While the album was written prior to the 2016 presidential election, it's not difficult to hear hints of political anxiety throughout the record. On album opener "Heart Attack," elements of vintage soul crash into frenetic drum machines as Garbus frets over the unraveling of progress, and the swirling "Coast To Coast" imagines a New York swallowed by rising seas.

In addition to being the band's most pointed work to date, I can feel you creep into my private life is also the most fundamentally collaborative, with Garbus' long-time partner Nate Brenner co-producing, heavily influencing not just his basslines but also the shape of the songs themselves.

"This album is the most writing that Nate and I have ever done together," says Garbus. "The first iterations of Tune-Yards were just me by myself, but this really feels like a true collaboration between us, and it's the first record where Nate is listed as a producer. These songs are the result of what we're each bringing to the table."

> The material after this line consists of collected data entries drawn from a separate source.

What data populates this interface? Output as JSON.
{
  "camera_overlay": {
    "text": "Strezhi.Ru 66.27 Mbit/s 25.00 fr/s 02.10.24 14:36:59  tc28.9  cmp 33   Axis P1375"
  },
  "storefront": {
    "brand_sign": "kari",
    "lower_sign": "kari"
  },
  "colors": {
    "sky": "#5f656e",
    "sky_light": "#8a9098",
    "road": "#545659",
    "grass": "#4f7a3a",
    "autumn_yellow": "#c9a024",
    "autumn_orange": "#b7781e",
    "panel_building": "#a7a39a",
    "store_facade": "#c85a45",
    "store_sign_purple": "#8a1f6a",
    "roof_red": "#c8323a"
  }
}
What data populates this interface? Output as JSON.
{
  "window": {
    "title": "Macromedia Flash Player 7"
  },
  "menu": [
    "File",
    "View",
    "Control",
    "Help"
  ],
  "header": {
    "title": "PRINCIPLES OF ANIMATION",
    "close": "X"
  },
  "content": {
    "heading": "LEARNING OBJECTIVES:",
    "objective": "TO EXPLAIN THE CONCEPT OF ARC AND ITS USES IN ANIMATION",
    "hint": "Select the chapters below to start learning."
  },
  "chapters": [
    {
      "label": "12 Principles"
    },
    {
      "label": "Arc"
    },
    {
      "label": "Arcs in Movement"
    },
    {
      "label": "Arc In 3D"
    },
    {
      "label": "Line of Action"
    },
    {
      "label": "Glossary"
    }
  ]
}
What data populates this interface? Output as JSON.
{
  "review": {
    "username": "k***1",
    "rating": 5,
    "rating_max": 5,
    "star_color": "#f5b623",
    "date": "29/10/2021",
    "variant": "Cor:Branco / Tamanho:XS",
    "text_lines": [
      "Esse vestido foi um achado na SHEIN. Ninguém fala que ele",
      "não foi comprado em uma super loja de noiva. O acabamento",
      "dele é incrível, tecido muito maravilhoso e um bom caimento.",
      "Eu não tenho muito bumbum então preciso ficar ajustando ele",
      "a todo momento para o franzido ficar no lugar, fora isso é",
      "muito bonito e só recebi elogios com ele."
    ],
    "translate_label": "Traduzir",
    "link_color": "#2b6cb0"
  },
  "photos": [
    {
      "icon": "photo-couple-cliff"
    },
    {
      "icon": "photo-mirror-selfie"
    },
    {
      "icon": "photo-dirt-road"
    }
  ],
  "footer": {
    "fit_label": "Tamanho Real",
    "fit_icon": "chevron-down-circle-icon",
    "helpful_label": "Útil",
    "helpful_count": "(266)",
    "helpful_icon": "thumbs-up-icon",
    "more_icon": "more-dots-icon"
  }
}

If there's an underlying thesis to I can feel you creep into my private life, it's that uncomfortable questions often come with uncomfortable answers. Garbus has always been known for pushing the limits of pop musically, but here she tests just how much weight the genre can bear lyrically, too, challenging herself to look inwards rather than simply point fingers and assign blame. It's a radical act of accountability, a candid self-examination delivered with ecstatic energy that calls on the audience to take their own long hard looks in the mirror. In the piercing silence after the record stops spinning, only one question remains: What should I do?